Jeśli chodzi o zachowanie Rival 100 w praktyce, jest nawet lepiej. Przede wszystkim plastikowe boki myszy nie stanowią takiego problemu, jaki spodziewałem się napotkać wnioskując po pierwszym kontakcie z gryzoniem. Mysz leży w dłoni wygodnie, a plastik szybko przestaje być wyczuwalny pod palcami. Przyznaję jednak, że wrażenie śliskich boków wymaga krótkiego przyzwyczajenia. Obudowa Rivala jest łatwa w czyszczeniu – kilka dni użytkowania zostawiło pierwsze ślady po palcach, które to łatwo usunąć przy użyciu wilgotnej ściereczki. Doświadczenie nauczyło mnie, że taka powierzchnia jest odporna na długotrwałe używanie - nie ściera się nawet po dwóch latach intensywnego użytkowania.
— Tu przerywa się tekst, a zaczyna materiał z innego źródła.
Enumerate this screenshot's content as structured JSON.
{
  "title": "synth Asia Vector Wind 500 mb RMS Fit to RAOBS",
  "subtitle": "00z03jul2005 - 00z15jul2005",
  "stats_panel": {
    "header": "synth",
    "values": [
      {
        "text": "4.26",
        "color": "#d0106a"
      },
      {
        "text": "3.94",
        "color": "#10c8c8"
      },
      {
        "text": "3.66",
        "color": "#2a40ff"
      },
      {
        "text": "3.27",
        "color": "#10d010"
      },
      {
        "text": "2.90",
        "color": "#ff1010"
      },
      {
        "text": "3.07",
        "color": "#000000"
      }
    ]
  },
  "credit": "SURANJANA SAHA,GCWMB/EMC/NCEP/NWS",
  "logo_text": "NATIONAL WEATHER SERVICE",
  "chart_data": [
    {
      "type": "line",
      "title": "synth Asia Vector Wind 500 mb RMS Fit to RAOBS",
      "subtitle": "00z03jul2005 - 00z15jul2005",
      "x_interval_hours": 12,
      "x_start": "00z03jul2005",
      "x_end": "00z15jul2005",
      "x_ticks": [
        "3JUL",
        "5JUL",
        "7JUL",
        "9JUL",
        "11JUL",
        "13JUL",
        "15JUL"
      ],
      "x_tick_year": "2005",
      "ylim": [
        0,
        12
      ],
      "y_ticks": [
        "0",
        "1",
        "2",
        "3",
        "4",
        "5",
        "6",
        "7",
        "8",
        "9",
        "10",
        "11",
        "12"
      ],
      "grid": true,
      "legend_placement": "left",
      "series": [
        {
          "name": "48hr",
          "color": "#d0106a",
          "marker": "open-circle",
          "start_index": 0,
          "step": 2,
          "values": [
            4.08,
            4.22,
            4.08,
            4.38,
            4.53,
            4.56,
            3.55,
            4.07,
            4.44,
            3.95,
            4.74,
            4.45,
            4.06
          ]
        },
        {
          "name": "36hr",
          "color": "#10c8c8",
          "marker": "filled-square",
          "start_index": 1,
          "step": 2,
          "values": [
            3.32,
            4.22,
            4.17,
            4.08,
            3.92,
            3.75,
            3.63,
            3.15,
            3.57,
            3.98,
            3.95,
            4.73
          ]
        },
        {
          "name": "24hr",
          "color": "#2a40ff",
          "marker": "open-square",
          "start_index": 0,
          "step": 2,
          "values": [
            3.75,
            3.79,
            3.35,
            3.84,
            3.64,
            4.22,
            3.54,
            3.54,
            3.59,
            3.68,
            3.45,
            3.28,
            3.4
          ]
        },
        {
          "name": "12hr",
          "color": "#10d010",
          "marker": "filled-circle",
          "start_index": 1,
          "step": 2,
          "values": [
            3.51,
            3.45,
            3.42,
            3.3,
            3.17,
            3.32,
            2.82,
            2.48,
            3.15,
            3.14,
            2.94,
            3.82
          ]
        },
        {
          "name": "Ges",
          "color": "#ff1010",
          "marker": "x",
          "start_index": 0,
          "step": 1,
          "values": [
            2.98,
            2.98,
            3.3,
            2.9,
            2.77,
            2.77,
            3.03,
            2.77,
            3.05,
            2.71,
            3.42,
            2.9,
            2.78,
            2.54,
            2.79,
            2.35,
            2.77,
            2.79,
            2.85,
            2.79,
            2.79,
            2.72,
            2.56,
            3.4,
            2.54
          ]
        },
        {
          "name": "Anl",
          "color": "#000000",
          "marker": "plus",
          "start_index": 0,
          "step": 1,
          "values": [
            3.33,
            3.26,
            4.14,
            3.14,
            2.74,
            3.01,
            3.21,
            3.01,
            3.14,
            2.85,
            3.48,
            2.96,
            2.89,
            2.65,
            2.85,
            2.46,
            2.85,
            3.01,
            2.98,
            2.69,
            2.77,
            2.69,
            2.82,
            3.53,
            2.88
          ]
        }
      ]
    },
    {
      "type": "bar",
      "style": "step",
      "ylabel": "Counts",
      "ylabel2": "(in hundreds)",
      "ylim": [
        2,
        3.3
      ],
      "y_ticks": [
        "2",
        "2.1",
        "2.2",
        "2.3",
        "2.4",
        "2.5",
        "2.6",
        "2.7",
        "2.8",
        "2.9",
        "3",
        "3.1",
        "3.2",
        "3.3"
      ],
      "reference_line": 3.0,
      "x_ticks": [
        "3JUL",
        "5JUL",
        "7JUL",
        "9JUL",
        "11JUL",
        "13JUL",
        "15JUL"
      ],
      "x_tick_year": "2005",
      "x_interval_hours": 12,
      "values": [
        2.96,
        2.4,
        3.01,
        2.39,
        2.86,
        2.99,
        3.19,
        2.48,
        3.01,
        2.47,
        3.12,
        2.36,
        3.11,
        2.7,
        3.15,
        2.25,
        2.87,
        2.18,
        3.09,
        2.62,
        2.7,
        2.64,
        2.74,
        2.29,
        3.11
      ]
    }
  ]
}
Sensor działa bardzo precyzyjnie - zasadzenie pestki pomiędzy oczami przeciwnika nie stanowi najmniejszego problemu, nawet gdy wokoło pełnia sezonu wysiewu nasion. Przyciski główne działają z właściwą odpowiedzią dla palca i przyjemnym dla ucha klikiem, bez plastikowego i głuchego pogłosu. Równie dobrze spisuje się rolka, której skok jest ostry i zdecydowany. Twardy i głęboki bieżnik kółka zapewnia też dobrą kontrolę. Co prawda w mój gust znacznie bardziej wpasowuje się to, co oferował Rival 300, ale w tańszej odmianie jest nadal dobrze. Rolka pozwala na kliknięcie, gdy jest naciskana z góry lub z lewej strony. Przyciski dodatkowe pod kciukiem są łatwo dostępne, mają krótki i miękki skok. Podobnie zachowuje się klawisz do zmiany czułości.
Podsumowanie
SteelSeries Rival 100 szybko strzepnął z siebie pierwsze, negatywne wrażenie, jakie na mnie wywarł. Już po kilku godzinach użytkowania doceniłem rozwiązania zastosowane przez SteelSeries, a w kolejnych dniach ratowania świata przed wirtualnym złem szczerze tego gryzonia polubiłem. Jest to myszka, która oferuje niezłą wygodę użytkowania oraz dużą precyzję sterowania. Choć wątpię, aby model ten był w stanie sprostać oczekiwaniom zaawansowanych graczy, to domowy użytkownik komputera powinien być z Rivala 100 więcej niż zadowolony. Dzięki porządnym przełącznikom w przyciskach oraz braku gumowych okładzin jest to solidny kompan na długie lata intensywnego użytkowania.